In the current study, test data and reference data were sampled from the same population, which is the basic assumption for most of the methods studied here. However, for many practical studies, these conditions do not apply; investigators often obtain their reference data from HapMap, which contains high-resolution haplotype information for a small number of relatively homogenous human populations. Importantly, several previous studies have demonstrated the feasibility of using homogeneous samples for reference data. For example, Marchini et al., imputed genotypes for a UK sample using CEU HapMap haplotypes, and the imputation AR was high 
. Additionally, a worldwide survey of haplotype variation and LD patterns in 52 different populations demonstrated that there is considerable sharing of haplotype structure across groups and that locations of inferred recombination hotspots generally match across groups 
. These studies support the conclusion that imputation can still be accurate even when there is mild heterogeneity between test samples and reference data.
In the current study, phases of the reference haplotype are assumed to be known, even though this is usually not true for real data. Inferring haplotypes from genotypes can introduce additional errors, with a consequent decrease in ARs for imputation using real data. Fortunately, it has been previously demonstrated that current haplotype inference programs (e.g. PHASE) can infer phasing information with high accuracy, thereby minimizing errors in subsequent imputation attributable to these inferred haplotypes 
One remaining issue related to imputed genotypes is how to apply imputed genotypes in subsequent analyses.

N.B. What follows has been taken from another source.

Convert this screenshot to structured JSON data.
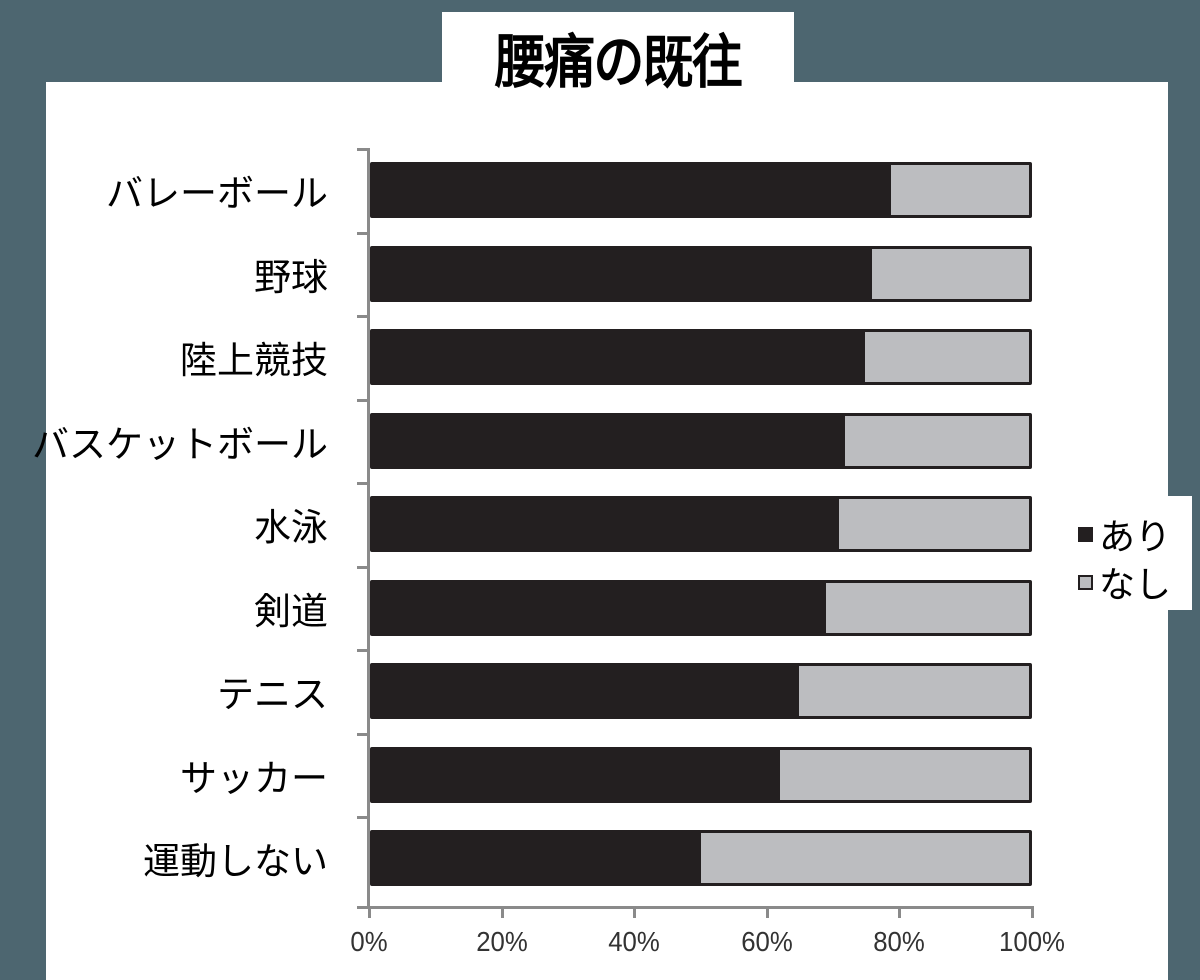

In this study, the most likely genotypes were set as the imputed genotypes, but it is also possible to infer imputed genotypes from a posterior distribution provided by certain methods (such as the one based on HMM, IMPUTE) 
. Both strategies, selecting the most likely genotype and selecting the posterior distribution of all possible genotypes, have demonstrated the capacity to improve power in follow-up association analysis 
. However, comprehensive analyses appear to be warranted to better evaluate this issue.